Julia Berger sah, wie der kleine Emil sie ernst bis kritisch musterte. Was kleine Kinder da wohl denken, fragte sie sich in Momenten wie diesen immer wieder.
„Emil scheint ja sehr ruhig zu sein!“ meinte sie an Doktor Hoffmann gewandt. Sie kannte ihn schon länger. Als sie noch Assistenzärzte war, hatten sie gemeinsam einen kniffligen Doppelfall gelöst. Einer seiner Patienten und einer ihrer Patienten hatten die gleichen Symptome, nachdem sie eine Transplantation bekommen hatten. Während sein Patient in Leipzig gestorben war, kämpften sie um das Leben eines Altenpflegers, der eigentlich zur Erstkommunion zu seinem Sohn und seiner Familie nach Kroatien wollte.
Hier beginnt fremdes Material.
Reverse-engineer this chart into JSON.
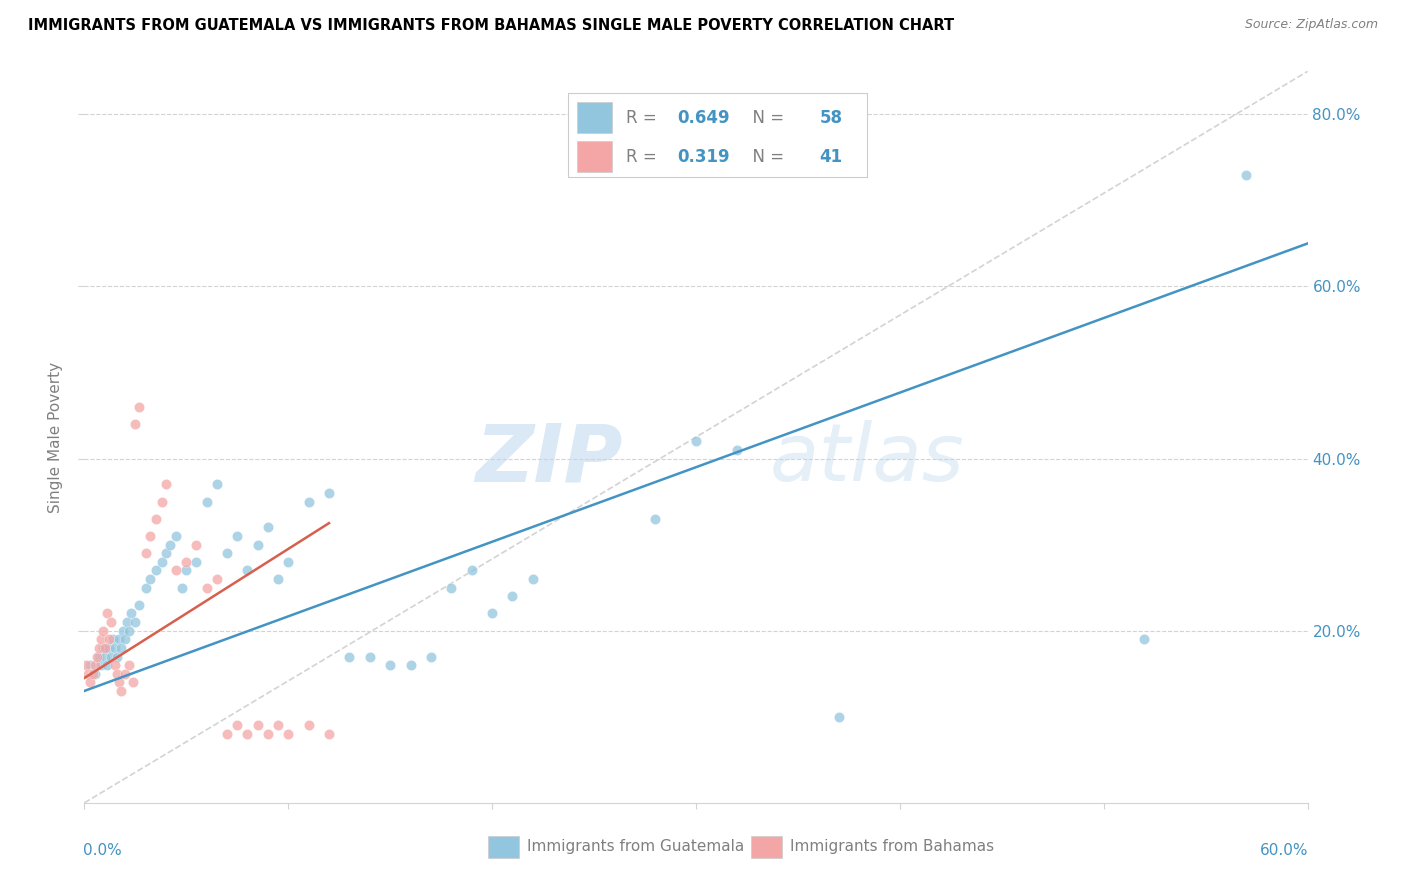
{
  "title": "IMMIGRANTS FROM GUATEMALA VS IMMIGRANTS FROM BAHAMAS SINGLE MALE POVERTY CORRELATION CHART",
  "source": "Source: ZipAtlas.com",
  "ylabel": "Single Male Poverty",
  "blue_color": "#92C5DE",
  "pink_color": "#F4A6A6",
  "line_blue": "#4393C3",
  "line_pink": "#D6604D",
  "blue_R": "0.649",
  "blue_N": "58",
  "pink_R": "0.319",
  "pink_N": "41",
  "label_blue": "Immigrants from Guatemala",
  "label_pink": "Immigrants from Bahamas",
  "text_blue": "#4393C3",
  "text_pink": "#D6604D",
  "blue_x": [
    0.003,
    0.005,
    0.007,
    0.008,
    0.009,
    0.01,
    0.011,
    0.012,
    0.013,
    0.014,
    0.015,
    0.016,
    0.017,
    0.018,
    0.019,
    0.02,
    0.021,
    0.022,
    0.023,
    0.025,
    0.027,
    0.03,
    0.032,
    0.035,
    0.038,
    0.04,
    0.042,
    0.045,
    0.048,
    0.05,
    0.055,
    0.06,
    0.065,
    0.07,
    0.075,
    0.08,
    0.085,
    0.09,
    0.095,
    0.1,
    0.11,
    0.12,
    0.13,
    0.14,
    0.15,
    0.16,
    0.17,
    0.18,
    0.19,
    0.2,
    0.21,
    0.22,
    0.28,
    0.3,
    0.32,
    0.37,
    0.52,
    0.57
  ],
  "blue_y": [
    0.16,
    0.15,
    0.17,
    0.16,
    0.18,
    0.17,
    0.16,
    0.18,
    0.17,
    0.19,
    0.18,
    0.17,
    0.19,
    0.18,
    0.2,
    0.19,
    0.21,
    0.2,
    0.22,
    0.21,
    0.23,
    0.25,
    0.26,
    0.27,
    0.28,
    0.29,
    0.3,
    0.31,
    0.25,
    0.27,
    0.28,
    0.35,
    0.37,
    0.29,
    0.31,
    0.27,
    0.3,
    0.32,
    0.26,
    0.28,
    0.35,
    0.36,
    0.17,
    0.17,
    0.16,
    0.16,
    0.17,
    0.25,
    0.27,
    0.22,
    0.24,
    0.26,
    0.33,
    0.42,
    0.41,
    0.1,
    0.19,
    0.73
  ],
  "pink_x": [
    0.001,
    0.002,
    0.003,
    0.004,
    0.005,
    0.006,
    0.007,
    0.008,
    0.009,
    0.01,
    0.011,
    0.012,
    0.013,
    0.015,
    0.016,
    0.017,
    0.018,
    0.02,
    0.022,
    0.024,
    0.025,
    0.027,
    0.03,
    0.032,
    0.035,
    0.038,
    0.04,
    0.045,
    0.05,
    0.055,
    0.06,
    0.065,
    0.07,
    0.075,
    0.08,
    0.085,
    0.09,
    0.095,
    0.1,
    0.11,
    0.12
  ],
  "pink_y": [
    0.16,
    0.15,
    0.14,
    0.15,
    0.16,
    0.17,
    0.18,
    0.19,
    0.2,
    0.18,
    0.22,
    0.19,
    0.21,
    0.16,
    0.15,
    0.14,
    0.13,
    0.15,
    0.16,
    0.14,
    0.44,
    0.46,
    0.29,
    0.31,
    0.33,
    0.35,
    0.37,
    0.27,
    0.28,
    0.3,
    0.25,
    0.26,
    0.08,
    0.09,
    0.08,
    0.09,
    0.08,
    0.09,
    0.08,
    0.09,
    0.08
  ],
  "xlim": [
    0.0,
    0.6
  ],
  "ylim": [
    0.0,
    0.85
  ],
  "blue_line_x": [
    0.0,
    0.6
  ],
  "blue_line_y": [
    0.13,
    0.65
  ],
  "pink_line_x": [
    0.0,
    0.12
  ],
  "pink_line_y": [
    0.145,
    0.325
  ],
  "diag_line_x": [
    0.0,
    0.6
  ],
  "diag_line_y": [
    0.0,
    0.85
  ],
  "xtick_positions": [
    0.0,
    0.1,
    0.2,
    0.3,
    0.4,
    0.5,
    0.6
  ],
  "ytick_positions": [
    0.2,
    0.4,
    0.6,
    0.8
  ],
  "ytick_labels": [
    "20.0%",
    "40.0%",
    "60.0%",
    "80.0%"
  ]
}
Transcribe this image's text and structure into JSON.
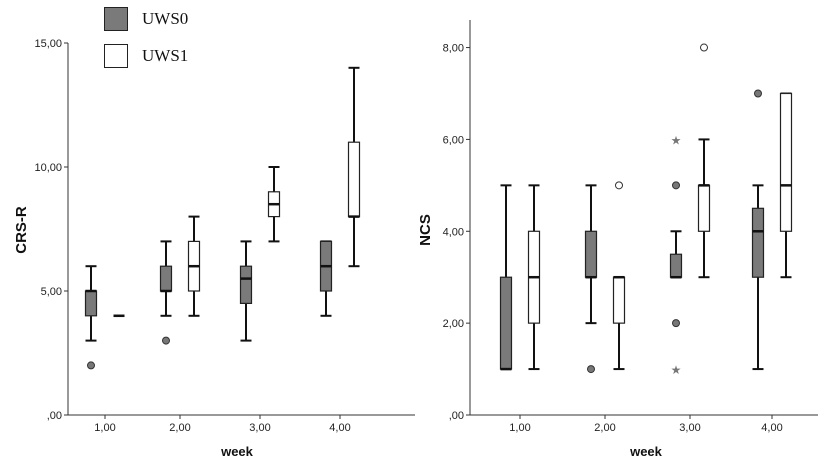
{
  "legend": [
    {
      "label": "UWS0",
      "color": "#7a7a7a"
    },
    {
      "label": "UWS1",
      "color": "#ffffff"
    }
  ],
  "chart_data": [
    {
      "type": "box",
      "ylabel": "CRS-R",
      "xlabel": "week",
      "ylim": [
        0,
        15
      ],
      "yticks": [
        0,
        5,
        10,
        15
      ],
      "ytick_labels": [
        ",00",
        "5,00",
        "10,00",
        "15,00"
      ],
      "xticks": [
        1,
        2,
        3,
        4
      ],
      "xtick_labels": [
        "1,00",
        "2,00",
        "3,00",
        "4,00"
      ],
      "grid": false,
      "series": [
        {
          "name": "UWS0",
          "color": "#7a7a7a",
          "boxes": [
            {
              "x": 1,
              "whislo": 3,
              "q1": 4,
              "med": 5,
              "q3": 5,
              "whishi": 6,
              "outliers": [
                2
              ],
              "extremes": []
            },
            {
              "x": 2,
              "whislo": 4,
              "q1": 5,
              "med": 5,
              "q3": 6,
              "whishi": 7,
              "outliers": [
                3
              ],
              "extremes": []
            },
            {
              "x": 3,
              "whislo": 3,
              "q1": 4.5,
              "med": 5.5,
              "q3": 6,
              "whishi": 7,
              "outliers": [],
              "extremes": []
            },
            {
              "x": 4,
              "whislo": 4,
              "q1": 5,
              "med": 6,
              "q3": 7,
              "whishi": 7,
              "outliers": [],
              "extremes": []
            }
          ]
        },
        {
          "name": "UWS1",
          "color": "#ffffff",
          "boxes": [
            {
              "x": 1,
              "whislo": 4,
              "q1": 4,
              "med": 4,
              "q3": 4,
              "whishi": 4,
              "outliers": [],
              "extremes": []
            },
            {
              "x": 2,
              "whislo": 4,
              "q1": 5,
              "med": 6,
              "q3": 7,
              "whishi": 8,
              "outliers": [],
              "extremes": []
            },
            {
              "x": 3,
              "whislo": 7,
              "q1": 8,
              "med": 8.5,
              "q3": 9,
              "whishi": 10,
              "outliers": [],
              "extremes": []
            },
            {
              "x": 4,
              "whislo": 6,
              "q1": 8,
              "med": 8,
              "q3": 11,
              "whishi": 14,
              "outliers": [],
              "extremes": []
            }
          ]
        }
      ]
    },
    {
      "type": "box",
      "ylabel": "NCS",
      "xlabel": "week",
      "ylim": [
        0,
        8.6
      ],
      "yticks": [
        0,
        2,
        4,
        6,
        8
      ],
      "ytick_labels": [
        ",00",
        "2,00",
        "4,00",
        "6,00",
        "8,00"
      ],
      "xticks": [
        1,
        2,
        3,
        4
      ],
      "xtick_labels": [
        "1,00",
        "2,00",
        "3,00",
        "4,00"
      ],
      "grid": false,
      "series": [
        {
          "name": "UWS0",
          "color": "#7a7a7a",
          "boxes": [
            {
              "x": 1,
              "whislo": 1,
              "q1": 1,
              "med": 1,
              "q3": 3,
              "whishi": 5,
              "outliers": [],
              "extremes": []
            },
            {
              "x": 2,
              "whislo": 2,
              "q1": 3,
              "med": 3,
              "q3": 4,
              "whishi": 5,
              "outliers": [
                1
              ],
              "extremes": []
            },
            {
              "x": 3,
              "whislo": 3,
              "q1": 3,
              "med": 3,
              "q3": 3.5,
              "whishi": 4,
              "outliers": [
                5,
                2
              ],
              "extremes": [
                6,
                1
              ]
            },
            {
              "x": 4,
              "whislo": 1,
              "q1": 3,
              "med": 4,
              "q3": 4.5,
              "whishi": 5,
              "outliers": [
                7
              ],
              "extremes": []
            }
          ]
        },
        {
          "name": "UWS1",
          "color": "#ffffff",
          "boxes": [
            {
              "x": 1,
              "whislo": 1,
              "q1": 2,
              "med": 3,
              "q3": 4,
              "whishi": 5,
              "outliers": [],
              "extremes": []
            },
            {
              "x": 2,
              "whislo": 1,
              "q1": 2,
              "med": 3,
              "q3": 3,
              "whishi": 3,
              "outliers": [
                5
              ],
              "extremes": []
            },
            {
              "x": 3,
              "whislo": 3,
              "q1": 4,
              "med": 5,
              "q3": 5,
              "whishi": 6,
              "outliers": [
                8
              ],
              "extremes": []
            },
            {
              "x": 4,
              "whislo": 3,
              "q1": 4,
              "med": 5,
              "q3": 7,
              "whishi": 7,
              "outliers": [],
              "extremes": []
            }
          ]
        }
      ]
    }
  ]
}
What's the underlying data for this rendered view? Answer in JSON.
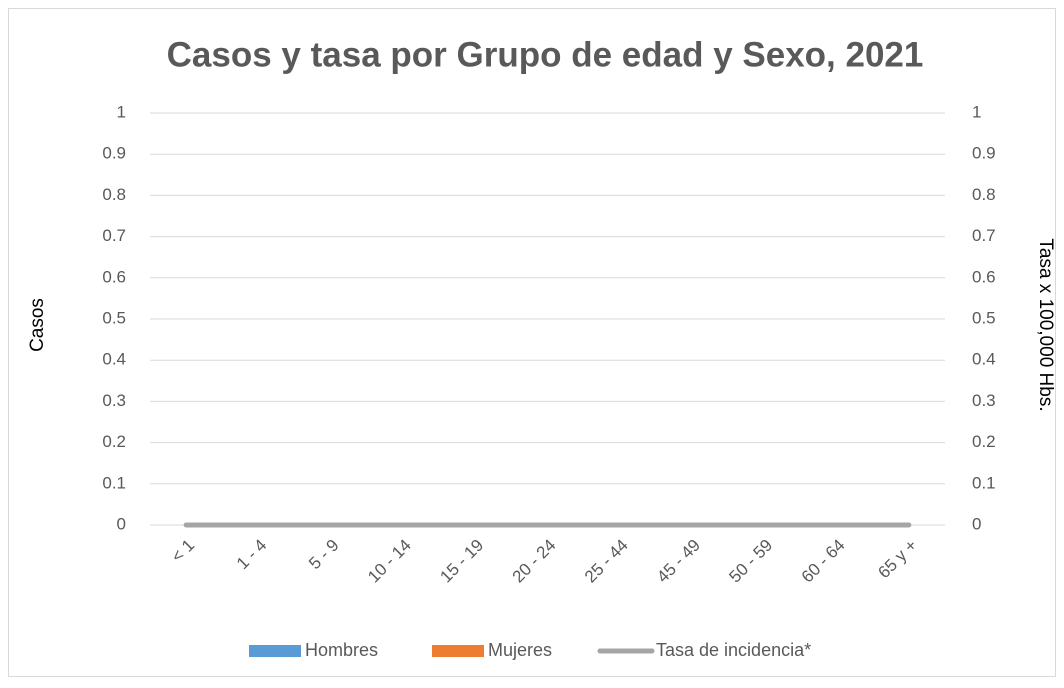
{
  "chart_data": {
    "type": "bar",
    "title": "Casos y tasa por Grupo de edad y Sexo, 2021",
    "y_label": "Casos",
    "y2_label": "Tasa x 100,000 Hbs.",
    "categories": [
      "< 1",
      "1 - 4",
      "5 - 9",
      "10 - 14",
      "15 - 19",
      "20 - 24",
      "25 - 44",
      "45 - 49",
      "50 - 59",
      "60 - 64",
      "65 y +"
    ],
    "series": [
      {
        "name": "Hombres",
        "color": "#5b9bd5",
        "type": "bar",
        "values": [
          0,
          0,
          0,
          0,
          0,
          0,
          0,
          0,
          0,
          0,
          0
        ]
      },
      {
        "name": "Mujeres",
        "color": "#ed7d31",
        "type": "bar",
        "values": [
          0,
          0,
          0,
          0,
          0,
          0,
          0,
          0,
          0,
          0,
          0
        ]
      },
      {
        "name": "Tasa de incidencia*",
        "color": "#a5a5a5",
        "type": "line",
        "axis": "y2",
        "values": [
          0,
          0,
          0,
          0,
          0,
          0,
          0,
          0,
          0,
          0,
          0
        ]
      }
    ],
    "ylim": [
      0,
      1
    ],
    "yticks": [
      0,
      0.1,
      0.2,
      0.3,
      0.4,
      0.5,
      0.6,
      0.7,
      0.8,
      0.9,
      1
    ],
    "y2lim": [
      0,
      1
    ],
    "y2ticks": [
      0,
      0.1,
      0.2,
      0.3,
      0.4,
      0.5,
      0.6,
      0.7,
      0.8,
      0.9,
      1
    ],
    "grid": true,
    "legend": "bottom"
  }
}
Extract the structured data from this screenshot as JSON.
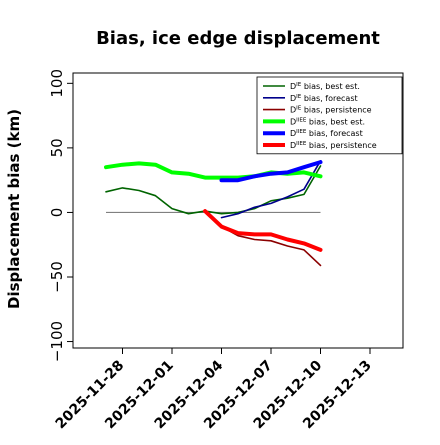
{
  "chart_data": {
    "type": "line",
    "title": "Bias, ice edge displacement",
    "xlabel": "",
    "ylabel": "Displacement bias (km)",
    "xlim": [
      "2025-11-25",
      "2025-12-15"
    ],
    "ylim": [
      -105,
      108
    ],
    "y_ticks": [
      -100,
      -50,
      0,
      50,
      100
    ],
    "x_ticks": [
      {
        "date": "2025-11-28",
        "label": "2025-11-28",
        "color": "#000000"
      },
      {
        "date": "2025-12-01",
        "label": "2025-12-01",
        "color": "#000000"
      },
      {
        "date": "2025-12-04",
        "label": "2025-12-04",
        "color": "#228b22"
      },
      {
        "date": "2025-12-07",
        "label": "2025-12-07",
        "color": "#000000"
      },
      {
        "date": "2025-12-10",
        "label": "2025-12-10",
        "color": "#000000"
      },
      {
        "date": "2025-12-13",
        "label": "2025-12-13",
        "color": "#000000"
      }
    ],
    "zero_line": {
      "start": "2025-11-27",
      "end": "2025-12-10",
      "y": 0,
      "color": "#808080"
    },
    "legend_position": "top-right",
    "series": [
      {
        "name": "D^IE bias, best est.",
        "label_base": "D",
        "label_sup": "IE",
        "label_rest": " bias, best est.",
        "color": "#006400",
        "width": 1.6,
        "x": [
          "2025-11-27",
          "2025-11-28",
          "2025-11-29",
          "2025-11-30",
          "2025-12-01",
          "2025-12-02",
          "2025-12-03",
          "2025-12-04",
          "2025-12-05",
          "2025-12-06",
          "2025-12-07",
          "2025-12-08",
          "2025-12-09",
          "2025-12-10"
        ],
        "values": [
          16,
          19,
          17,
          13,
          3,
          -1,
          1,
          -1,
          0,
          3,
          9,
          11,
          14,
          36
        ]
      },
      {
        "name": "D^IE bias, forecast",
        "label_base": "D",
        "label_sup": "IE",
        "label_rest": " bias, forecast",
        "color": "#00008b",
        "width": 1.6,
        "x": [
          "2025-12-04",
          "2025-12-05",
          "2025-12-06",
          "2025-12-07",
          "2025-12-08",
          "2025-12-09",
          "2025-12-10"
        ],
        "values": [
          -4,
          -1,
          4,
          7,
          12,
          18,
          40
        ]
      },
      {
        "name": "D^IE bias, persistence",
        "label_base": "D",
        "label_sup": "IE",
        "label_rest": " bias, persistence",
        "color": "#8b0000",
        "width": 1.6,
        "x": [
          "2025-12-03",
          "2025-12-04",
          "2025-12-05",
          "2025-12-06",
          "2025-12-07",
          "2025-12-08",
          "2025-12-09",
          "2025-12-10"
        ],
        "values": [
          1,
          -11,
          -18,
          -21,
          -22,
          -26,
          -29,
          -41
        ]
      },
      {
        "name": "D^IIEE bias, best est.",
        "label_base": "D",
        "label_sup": "IIEE",
        "label_rest": " bias, best est.",
        "color": "#00ff00",
        "width": 4,
        "x": [
          "2025-11-27",
          "2025-11-28",
          "2025-11-29",
          "2025-11-30",
          "2025-12-01",
          "2025-12-02",
          "2025-12-03",
          "2025-12-04",
          "2025-12-05",
          "2025-12-06",
          "2025-12-07",
          "2025-12-08",
          "2025-12-09",
          "2025-12-10"
        ],
        "values": [
          35,
          37,
          38,
          37,
          31,
          30,
          27,
          27,
          27,
          28,
          31,
          30,
          31,
          28
        ]
      },
      {
        "name": "D^IIEE bias, forecast",
        "label_base": "D",
        "label_sup": "IIEE",
        "label_rest": " bias, forecast",
        "color": "#0000ff",
        "width": 4,
        "x": [
          "2025-12-04",
          "2025-12-05",
          "2025-12-06",
          "2025-12-07",
          "2025-12-08",
          "2025-12-09",
          "2025-12-10"
        ],
        "values": [
          25,
          25,
          28,
          30,
          31,
          35,
          39
        ]
      },
      {
        "name": "D^IIEE bias, persistence",
        "label_base": "D",
        "label_sup": "IIEE",
        "label_rest": " bias, persistence",
        "color": "#ff0000",
        "width": 4,
        "x": [
          "2025-12-03",
          "2025-12-04",
          "2025-12-05",
          "2025-12-06",
          "2025-12-07",
          "2025-12-08",
          "2025-12-09",
          "2025-12-10"
        ],
        "values": [
          1,
          -11,
          -16,
          -17,
          -17,
          -21,
          -24,
          -29
        ]
      }
    ]
  }
}
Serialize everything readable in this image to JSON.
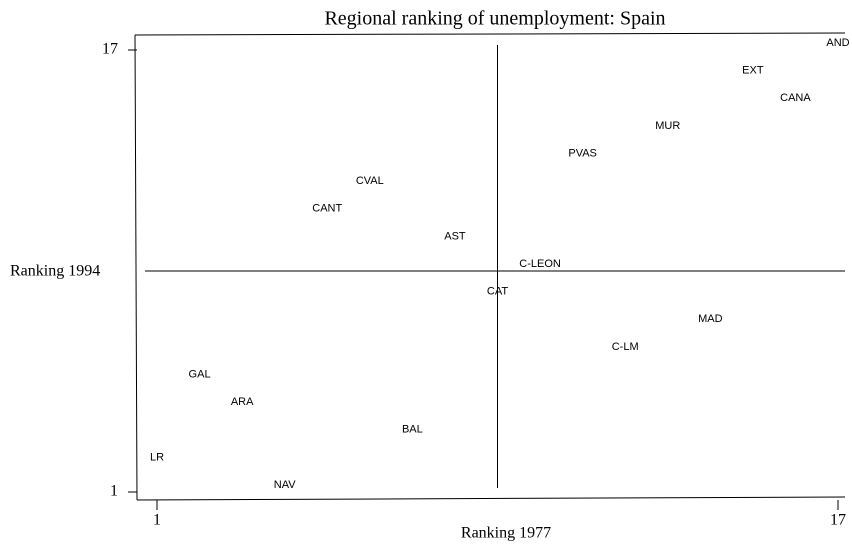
{
  "chart_data": {
    "type": "scatter",
    "title": "Regional ranking of unemployment: Spain",
    "x_label": "Ranking 1977",
    "y_label": "Ranking 1994",
    "point_labels": [
      "AND",
      "EXT",
      "CANA",
      "MUR",
      "PVAS",
      "CVAL",
      "CANT",
      "AST",
      "C-LEON",
      "CAT",
      "MAD",
      "C-LM",
      "GAL",
      "ARA",
      "BAL",
      "LR",
      "NAV"
    ],
    "x": [
      17,
      15,
      16,
      13,
      11,
      6,
      5,
      8,
      10,
      9,
      14,
      12,
      2,
      3,
      7,
      1,
      4
    ],
    "values": [
      17,
      16,
      15,
      14,
      13,
      12,
      11,
      10,
      9,
      8,
      7,
      6,
      5,
      4,
      3,
      2,
      1
    ],
    "xlim": [
      1,
      17
    ],
    "ylim": [
      1,
      17
    ],
    "xticks": [
      1,
      17
    ],
    "yticks": [
      1,
      17
    ],
    "xline": 9,
    "yline": 9,
    "color": "#000000"
  }
}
„Oh, dass täuscht. Spätestens dann, wenn ich schlafen will, wird er meistens besonders munter und weckt mich oder seine Mutter auf.“
„Professor Weber?“ hakte die Fachärztin nach.
„Ja!“ sagte er. Offenbar machte er sich schon bereit für die nächsten sich aufdrängenden Fragen. Julia Berger beschloss ihn wegen dieser Beziehung nicht zu löchern, hatte sie doch mit der Beziehung zu Niklas, der Affäre mit Ben und Florian und der Vereinbarung mit Bärchen auch mit einigen Kollegen einen Beziehungsstatus.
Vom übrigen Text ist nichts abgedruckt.